As the poem opens, Ulysses has returned to his country of Ithaca after a long and exciting journey home following his participation in the Trojan War. When confronted with household life again, Ulysses shows his dissatisfaction, particularly his disdain for the “savage race” (line 4) that he controls. Ulysses contrasts his boredom and restlessness with his magnificent background. He reflects on his age and impending death—”Life piled on life / were all too little, and of one to me / little remains” (24–26)—and wishes for more experience and knowledge. Telemachus, his son, will inherit the throne that Ulysses finds oppressive. While Ulysses believes Telemachus will be an adequate king, he lacks empathy for his son—”He works his work, I mine” (43)—as well as the essential means of governing—”by slow prudence” (36) and “through soft degrees” (41). (37). In the final portion, Ulysses returns to his mariners and invites them to join him on another quest, offering no guarantees about their fate but seeking to conjure up their heroic past:

… Come, my friends,
Tis not too late to seek a newer world.
Push off, and sitting well in order smite
The sounding furrows; for my purpose holds
To sail beyond the sunset, and the baths Of all the western stars, until I die.
It may be that the gulfs will wash us down;
It may be we shall touch the Happy Isles,
And see the great Achilles, whom we knew. (56–64)

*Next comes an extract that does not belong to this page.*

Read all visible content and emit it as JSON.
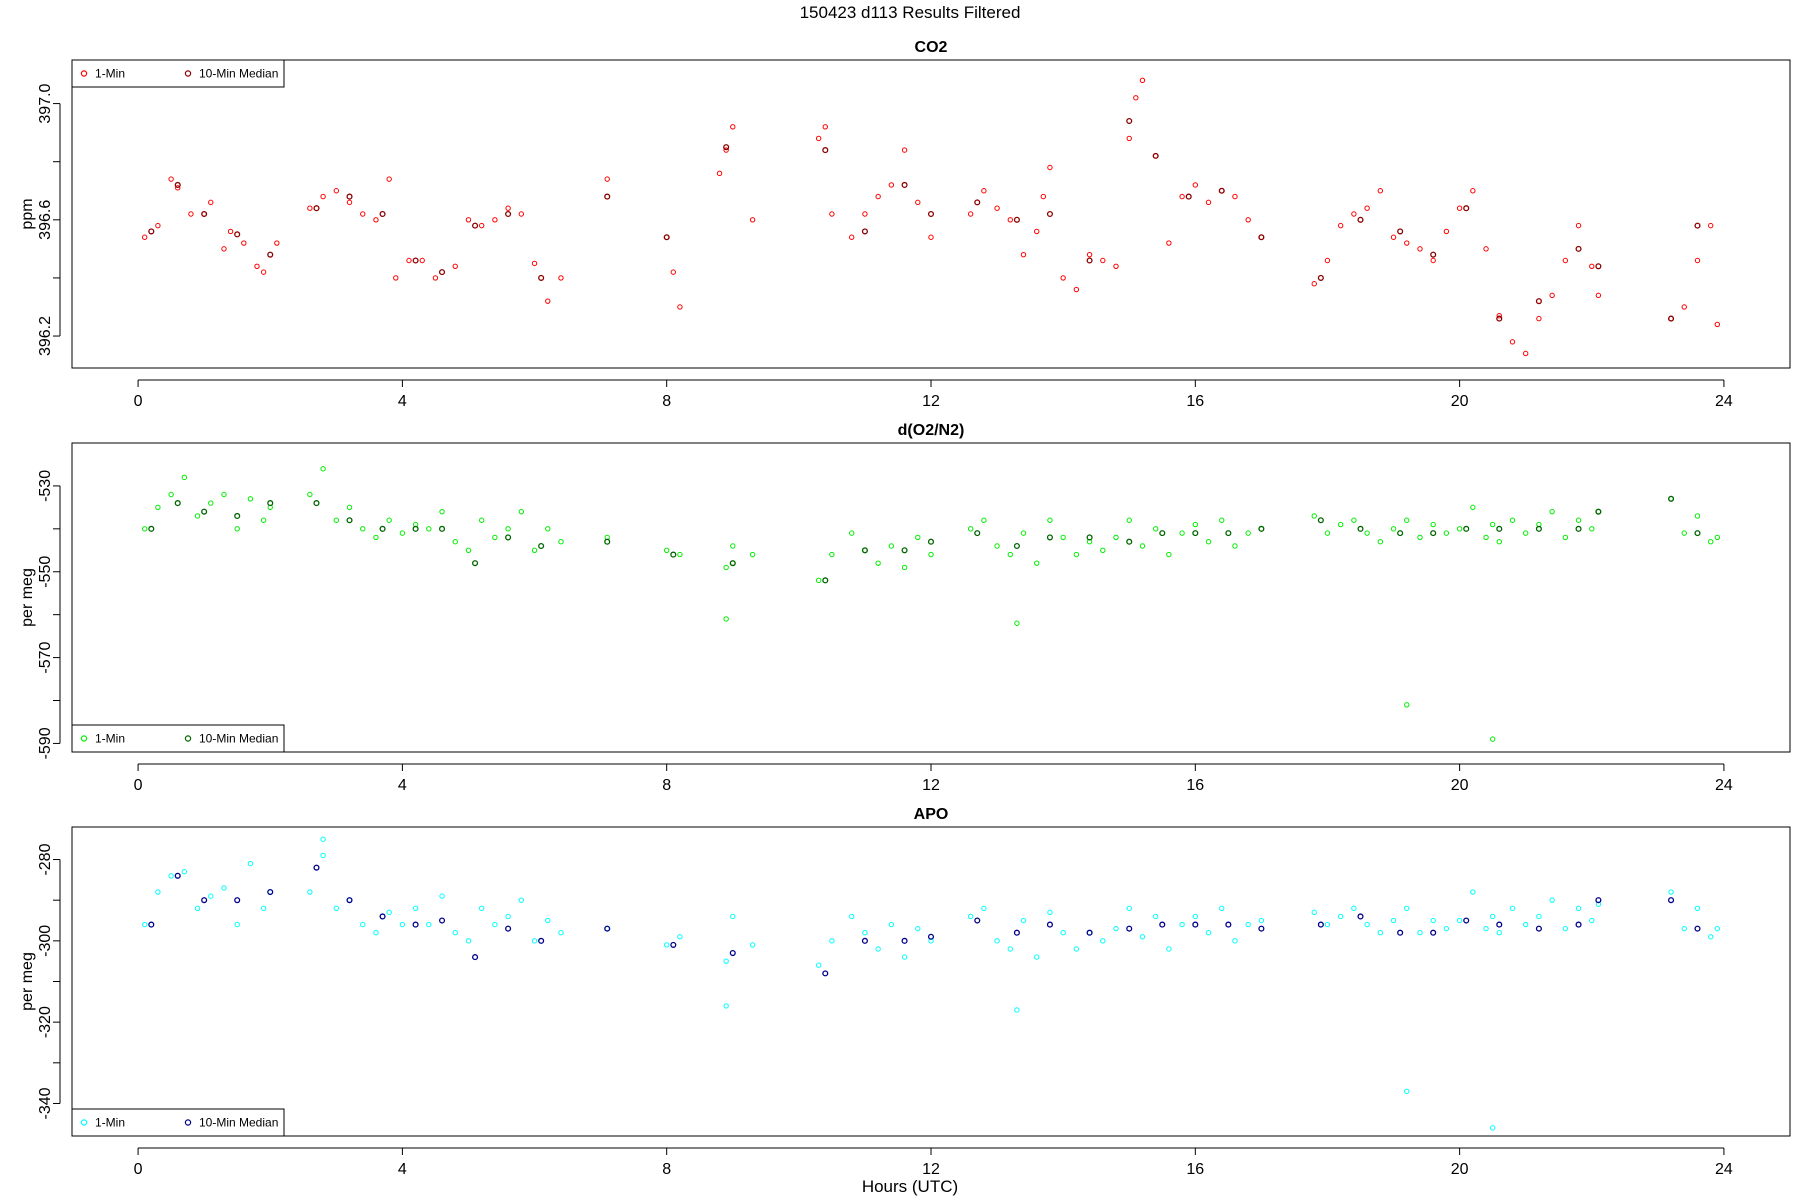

The speaker’s vocabulary is simple and direct, expressing Ulysses’ contradictory emotions as he seeks continuity between his past and future. The sentiment of Ulysses’ words and the sounds that express them frequently conflict sharply. For example, the poem’s urgent iambic pentameter is frequently interrupted by spondees (metrical foot consisting of two lengthy syllables), which slow down the poem’s pace; the labouring language calls Ulysses’ thoughts into question. Lines 19–21 are very noteworthy:

Yet all experience is an arch wherethro’
Gleams that untravell’d world, whose margin fades Forever and forever when I move. (19–21)

“These three lines by themselves take up nearly as much time as a whole book of the Iliad,” poet Matthew Arnold observed, referring to their taxing prosodic effect. Many of the poem’s phrases continue into the next line, emphasising Ulysses’ restlessness and unhappiness.

Structure of the Poem

The seventy lines of blank verse in the poem are presented as a theatrical monologue. Scholars dispute on how Ulysses’ speech functions in this style; it is not often evident to whom Ulysses is addressing, if anyone at all, or from where he is speaking. Some see the verse as transitioning from a soliloquy to a public address, as Ulysses appears to talk to himself in the first movement, then to an audience as he introduces his son, and finally to the seashore as he addresses his seamen. The comparably plain and honest language of the first movement is set against the more politically minded tone of the following two movements in this reading. The second paragraph (33–43) concerning Telemachus, for example, is a “revised version [of lines 1–5] for public consumption”: a “savage race” is revised to a “rugged people.”

The sardonic interpretations of “Ulysses” may be the result of the modern tendency to regard the narrator of a theatrical monologue as inherently “untrustworthy.” According to scholar Dwight Culler, the poem has been subjected to revisionist readings in which the reader expects to piece together the truth from a false narrator’s unintentional confessions. (Compare this method to the more evident application in Robert Browning’s “My Last Duchess.”) Culler himself sees “Ulysses” as a dialectic in which the speaker weighs the virtues of a contemplative and an active approach to life; Ulysses moves through four self-revelationary, not ironic emotional stages: beginning with his rejection of the barren life to which he has returned in Ithaca, he then fondly recalls his heroic past, recognises the validity of Telemachus’ method of governing, and plans another journey with these thoughts.